Yogjakarta Krisis Air Bersih – Beberapa puluh ribu warga Daerah Istimewa Yogyakarta lebih-lebih di Gunungkidul terancam krisis air bersih. Jumlah 45. 230 jiwa di kabupaten itu terancam susah beroleh air bersih selagi musim kemarau ini. Data dari Tubuh Penanggulangan Bencana Daerah atau BPBD, jumlah 65. 086 jiwa di Daerah Istimewa Yogyakarta terancam kekurangan air bersih. Tidak cuman di Gunung Kidul di Kabupaten Bantul ada 7. 135 jiwa susah air bersih serta di Kabupaten Kulon Progo ada jumlah 12. 721 jiwa yg terancam krisis air bersih.

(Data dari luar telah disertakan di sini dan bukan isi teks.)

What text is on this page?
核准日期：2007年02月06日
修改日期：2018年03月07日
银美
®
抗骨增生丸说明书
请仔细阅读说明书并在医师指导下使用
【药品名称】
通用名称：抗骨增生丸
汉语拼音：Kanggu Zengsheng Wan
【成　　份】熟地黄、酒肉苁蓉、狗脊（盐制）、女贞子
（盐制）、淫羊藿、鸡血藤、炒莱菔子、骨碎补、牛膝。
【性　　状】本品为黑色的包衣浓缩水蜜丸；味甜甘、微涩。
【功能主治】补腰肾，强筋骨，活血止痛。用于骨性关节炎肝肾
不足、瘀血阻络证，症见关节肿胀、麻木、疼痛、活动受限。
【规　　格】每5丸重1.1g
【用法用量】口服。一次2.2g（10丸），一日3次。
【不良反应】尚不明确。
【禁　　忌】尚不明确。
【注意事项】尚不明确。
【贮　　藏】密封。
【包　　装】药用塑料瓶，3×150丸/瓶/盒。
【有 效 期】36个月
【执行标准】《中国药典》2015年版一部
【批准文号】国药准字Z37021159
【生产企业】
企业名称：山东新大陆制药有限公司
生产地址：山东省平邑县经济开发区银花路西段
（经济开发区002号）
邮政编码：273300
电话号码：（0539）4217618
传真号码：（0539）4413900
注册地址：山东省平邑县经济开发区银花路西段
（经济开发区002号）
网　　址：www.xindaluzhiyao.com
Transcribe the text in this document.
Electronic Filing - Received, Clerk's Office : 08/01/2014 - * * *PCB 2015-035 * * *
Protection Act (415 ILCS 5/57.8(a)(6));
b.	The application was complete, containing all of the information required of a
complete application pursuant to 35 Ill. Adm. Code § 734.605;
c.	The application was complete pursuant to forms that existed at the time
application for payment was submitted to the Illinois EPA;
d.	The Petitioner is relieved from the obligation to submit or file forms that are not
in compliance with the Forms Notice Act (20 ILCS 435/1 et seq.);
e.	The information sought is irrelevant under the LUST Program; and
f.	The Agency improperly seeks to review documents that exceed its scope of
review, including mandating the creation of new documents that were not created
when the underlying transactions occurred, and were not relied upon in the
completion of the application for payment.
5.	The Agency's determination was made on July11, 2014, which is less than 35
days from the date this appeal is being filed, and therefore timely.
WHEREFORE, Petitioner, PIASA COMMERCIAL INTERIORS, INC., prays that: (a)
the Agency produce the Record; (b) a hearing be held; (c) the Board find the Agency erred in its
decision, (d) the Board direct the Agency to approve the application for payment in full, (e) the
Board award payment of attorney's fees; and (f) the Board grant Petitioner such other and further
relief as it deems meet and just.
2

” Di Gunung Kidul ada 7 kecamatan yg memohon droping air bersih, ” kata Kepala Pelaksana Tubuh Penanggulangan Bencana Daerah (BPBD) Gunungkidul, Budhi Harjo, Jumat, 21 Juli 2017.

Yakni kecamatan Panggang, Tepus, Tanjungsari, Purwosari, Paliyan, Rongkop, serta Girisubo. Tujuh kecamatan itu mencakup 32 desa dengan 254 padukuhan sedanhkan jumlah kepala keluarga 9. 046, serta 45. 230 jiwa. ” Yg telah memojokkan Dikarenakan susah air bersih ada 32 desa, ” kata dia.

Ia memaparkan, teristimewa buat dropping air bersih ini, BPBD Gunung Kidul telah menganggarakan serta sebesar Rp 600 juta buat th.. Aturan ini buat antisipasi ada kekeringan pada musim kemarau ini. Warga yg susah air bersih di Gunung Kidul apabila sangat terpaksa mesti beli sendiri, satu tangki air bersih dibeli dengan harga Rp 180 ribu sampai Rp 250 ribu. Pada musim hujan, warga selamanya menyimpan air bersih dalam bak besar buat kepentingan keseharian. ” Mulai hari ini sulit ada banyak lokasi yg didrop air bersih dengan tangki, ” kata Budhi.

Ia memaparkan, pihaknya buat persiapan jumlah 7 unit truk tangki buat distribusi air bersih. Tiap-tiap hari ada 28 tangki air yg di kirim ke warga. Semasing truk mendistribusikan air jumlah empat kali dalam 1 hari.

BPBD Kabupaten Kulon Progo mencatat ada 12. 721 jiwa atau 7. 621 kepala keluarga yg susah air bersih. Menurut Kepala Pelaksana BPBD Kabupaten Kulon Progo, Gusdi Hartono warga yg susah air bersih ada pada 32 desa yg ada pada sembilan kecamatan. ” Warga mulai susah air bersih mulai sejak Juli. Di perkirakan hingga Oktober, ” kata dia.